Happy Death Day was Scream meets Groundhog Day. Tree Gelbman, played by Jessica Rothe, finds herself stuck in a twisted kind of timeloop that ends when she is murdered by a killer in a college mascot’s baby-face mask. Each time she dies, the day resets, and she’s the only one who carries the memory of the earlier versions. Eventually she solves the necessary puzzle, and we never quite know why the day kept repeating and she didn’t just stay dead. You won’t be five minutes into Happy Death Day 2 U when we start to find out where the timeloop came from, and it didn’t have anything to do with the killer or some supernatural force guiding anyone’s actions. Happy Death Day 2 U is Scream meets Back To The Future.
The new movie starts with a new timeloop beginning. This time it’s Ryan Phan, played by Phi Vu, who begins to experience the returning day. Ryan was a small character in the first movie. He was Carter’s (Broussard) roommate who kept barging in at the beginning of Tree’s loop. Now he’s one of the central characters. His loop is happening during Tree’s loop, and it’s all because of a quantum mechanics thesis project that Ryan’s involved with. They created a machine that caused the loops. Now things have gotten worse. It has spilled over to an alternate universe, and now Tree is in a world where everything is different. The killer in her old loop is no longer the killer, but a friend. Carter is seeing the suck-up sorority witch Danielle (Matthews), so now she’s back to square one trying to figure out who’s trying to kill her now. Meanwhile Ryan’s own geek squad is trying to figure out a way to finally close the loop and repair the hole in the universes. That means Tree could go home, but she’s in conflict. In this world she doesn’t have Carter, but her mother is still alive. Going back means having Carter and losing her mother all over again. The conflict plays out under the requisite story of timeloops and unknown baby-face-mask killers.
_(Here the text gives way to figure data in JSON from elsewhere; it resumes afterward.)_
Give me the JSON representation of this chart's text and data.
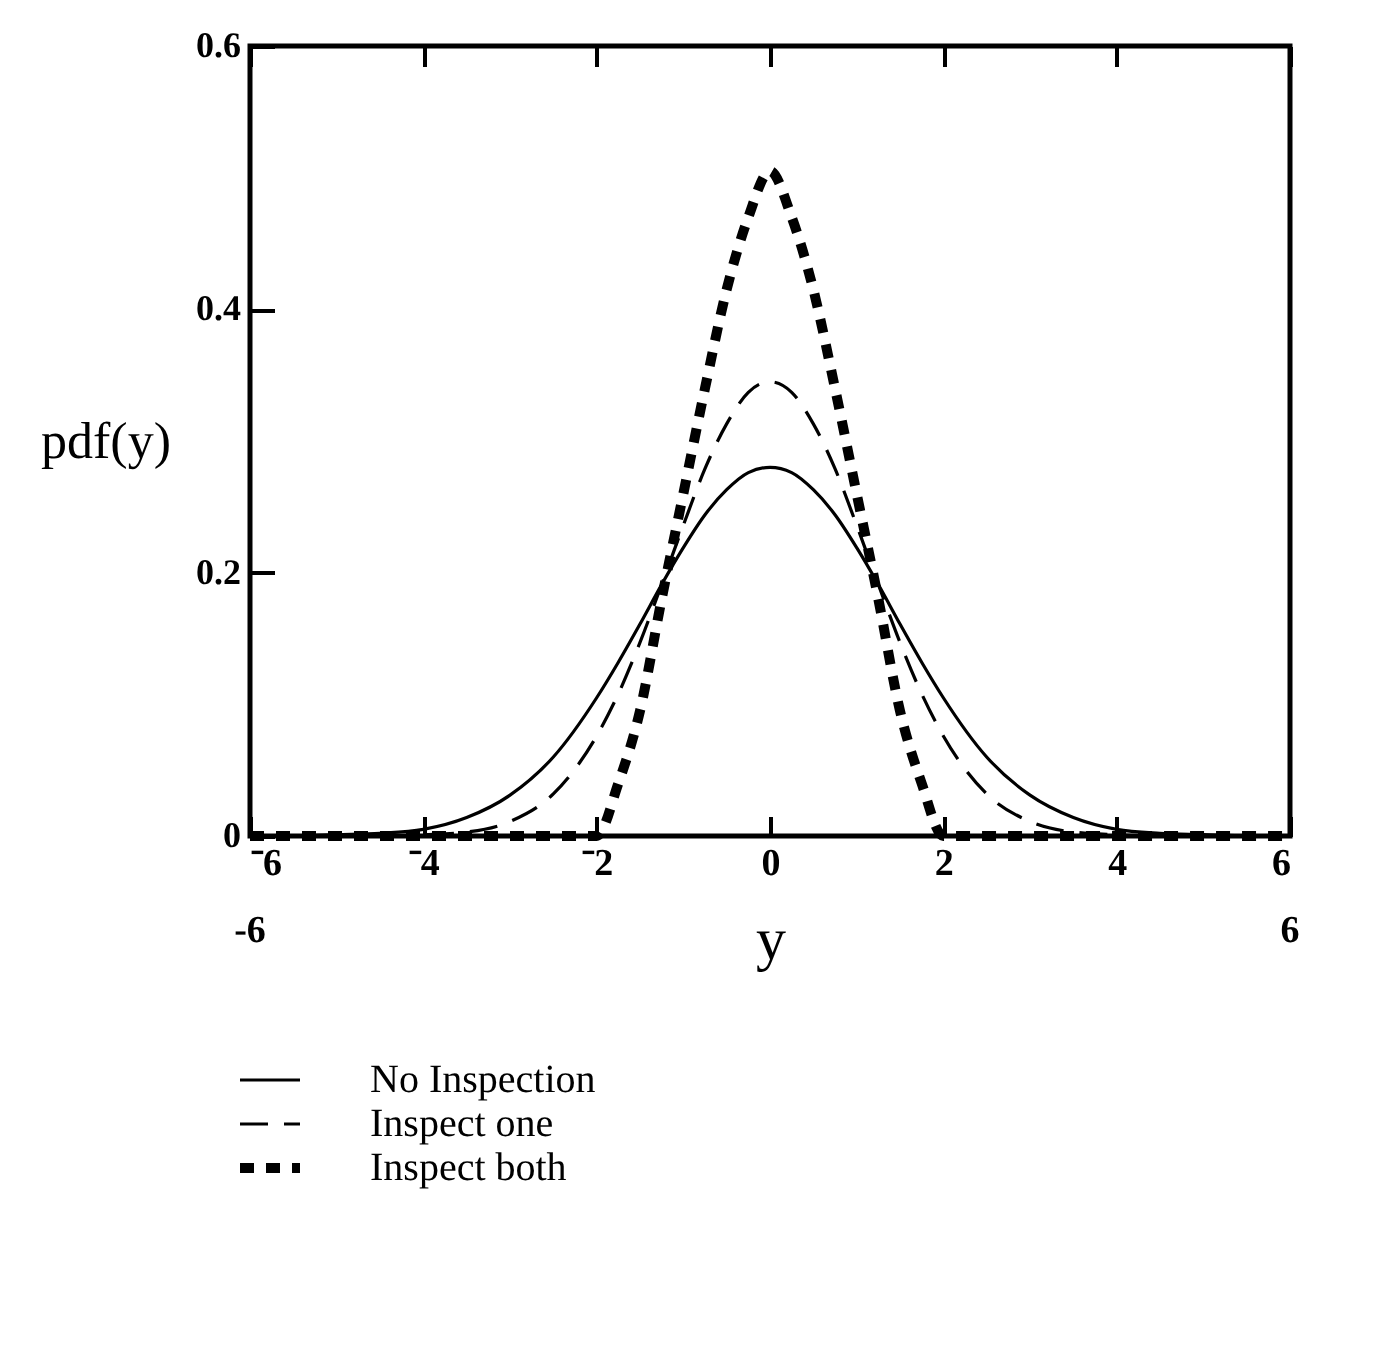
{
  "chart_data": {
    "type": "line",
    "xlabel": "y",
    "ylabel": "pdf(y)",
    "x": [
      -6,
      -5.5,
      -5,
      -4.5,
      -4,
      -3.5,
      -3,
      -2.5,
      -2,
      -1.75,
      -1.5,
      -1.25,
      -1,
      -0.75,
      -0.5,
      -0.25,
      0,
      0.25,
      0.5,
      0.75,
      1,
      1.25,
      1.5,
      1.75,
      2,
      2.5,
      3,
      3.5,
      4,
      4.5,
      5,
      5.5,
      6
    ],
    "series": [
      {
        "name": "No Inspection",
        "color": "#000000",
        "line_style": "solid",
        "values": [
          0,
          0,
          0.001,
          0.002,
          0.005,
          0.014,
          0.031,
          0.06,
          0.105,
          0.132,
          0.161,
          0.191,
          0.219,
          0.244,
          0.263,
          0.276,
          0.28,
          0.276,
          0.263,
          0.244,
          0.219,
          0.191,
          0.161,
          0.132,
          0.105,
          0.06,
          0.031,
          0.014,
          0.005,
          0.002,
          0.001,
          0,
          0
        ]
      },
      {
        "name": "Inspect one",
        "color": "#000000",
        "line_style": "dashed",
        "values": [
          0,
          0,
          0,
          0,
          0.001,
          0.003,
          0.011,
          0.032,
          0.076,
          0.108,
          0.147,
          0.191,
          0.236,
          0.279,
          0.313,
          0.337,
          0.345,
          0.337,
          0.313,
          0.279,
          0.236,
          0.191,
          0.147,
          0.108,
          0.076,
          0.032,
          0.011,
          0.003,
          0.001,
          0,
          0,
          0,
          0
        ]
      },
      {
        "name": "Inspect both",
        "color": "#000000",
        "line_style": "dotted",
        "values": [
          0,
          0,
          0,
          0,
          0,
          0,
          0,
          0,
          0,
          0.04,
          0.095,
          0.18,
          0.26,
          0.34,
          0.415,
          0.47,
          0.505,
          0.47,
          0.415,
          0.34,
          0.26,
          0.18,
          0.095,
          0.04,
          0,
          0,
          0,
          0,
          0,
          0,
          0,
          0,
          0
        ]
      }
    ],
    "xlim": [
      -6,
      6
    ],
    "xticks": [
      {
        "value": -6,
        "label": "⁻6"
      },
      {
        "value": -4,
        "label": "⁻4"
      },
      {
        "value": -2,
        "label": "⁻2"
      },
      0,
      2,
      4,
      6
    ],
    "x2lim": [
      -6,
      6
    ],
    "x2ticks": [
      {
        "value": -6,
        "label": "-6"
      },
      6
    ],
    "ylim": [
      0,
      0.6
    ],
    "yticks": [
      0,
      0.2,
      0.4,
      0.6
    ],
    "grid": false,
    "legend": "bottom"
  }
}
Most of the cast returns here. The little quick appearances of the tree-hugger girl, the sprinkler couple, and the falling bottle of beer on the wall get reproduced here brilliantly. It’s also awesome to see a smaller character from the earlier work become so prominent. Phi Vu is so good here you’ll wonder why he was such a throwaway punchline before. It almost doesn’t seem fair. But here’s the catch. It works because he was such an expendable character before that Vu has a chance to really shine here. That small connection ends up pulling these films together nicely. It’s not Jessica Rothe that brings it all home. Yeah, she’s good here and works her way back up to front and center as the movie progresses, but it’s Vu who makes it all click.
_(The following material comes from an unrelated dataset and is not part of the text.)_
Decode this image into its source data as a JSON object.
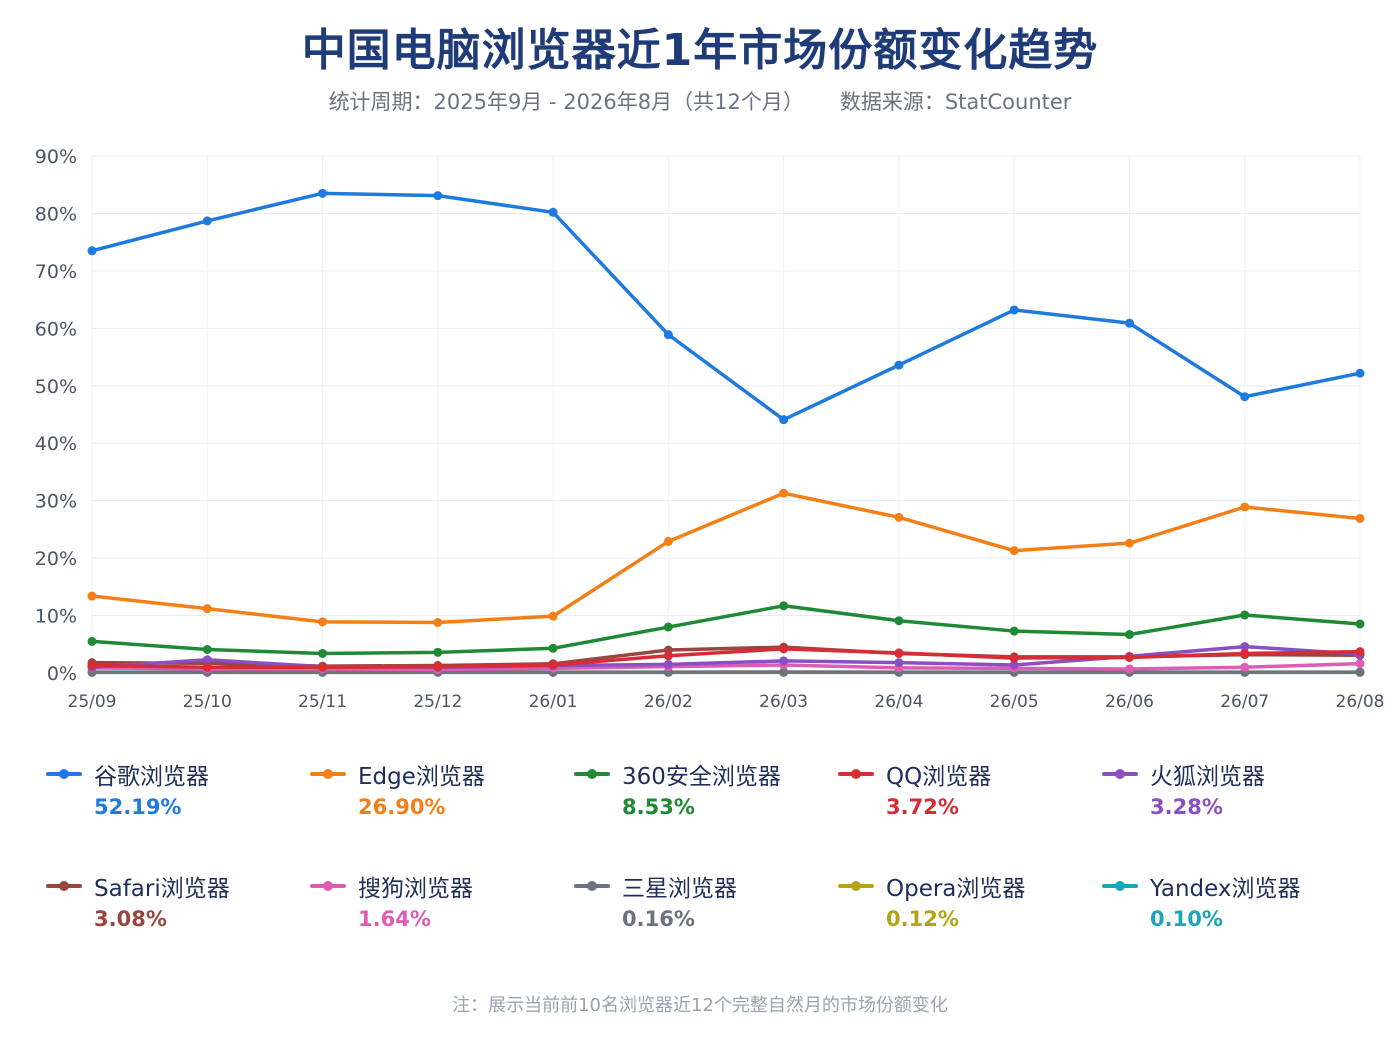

This film won’t stand on its own. In a bit of a filmmaking twist, it’s not intended to do so. The other film is playing out all around us, and like Back To The Future, one of the fun games you can play is to notice the subtle changes in the new universe. You get to relive the first film from different perspectives than you did the first time. It had to be nerve-wracking to reproduce those moments from the earlier effort and to do it quite flawlessly. Without a real dedication to detail between the movies, this could have gotten ugly very quickly. But because of the clever way it all plays out, the two films become much better than the sum of the films on their own. It’s meant to be played out as a single piece, and you will re-watch the first film again and get an entirely different experience out of it once you’ve seen this one. It gets confusing, and you really have to suspend your disbelief to its breaking point, but the reward is having a better time than I expected to have. Originality is an endangered species in Hollywood, but once in a while something comes along and winks at you in just the right distorted way that you start to see the ripples in the surface of the mirror. And everyone knows that means you’ve been invited to Wonderland. I don’t quite know if this is what director Christopher Landon had in mind from the start; it would almost be too cool if he didn’t and make it that much more impressive. Stick around for a stinger that sets up the third film. I just hope they can continue this nice web of stories. It would be cool to have a trilogy that just has to be watched together. The local theater marathons already sound like fun.
Look. In the end it’s a campy horror/sci-fi/comedy intended to offer a couple of hours entertainment. We’re not seeing cinema re-invented here. “That doesn’t make it meaningless, does it?”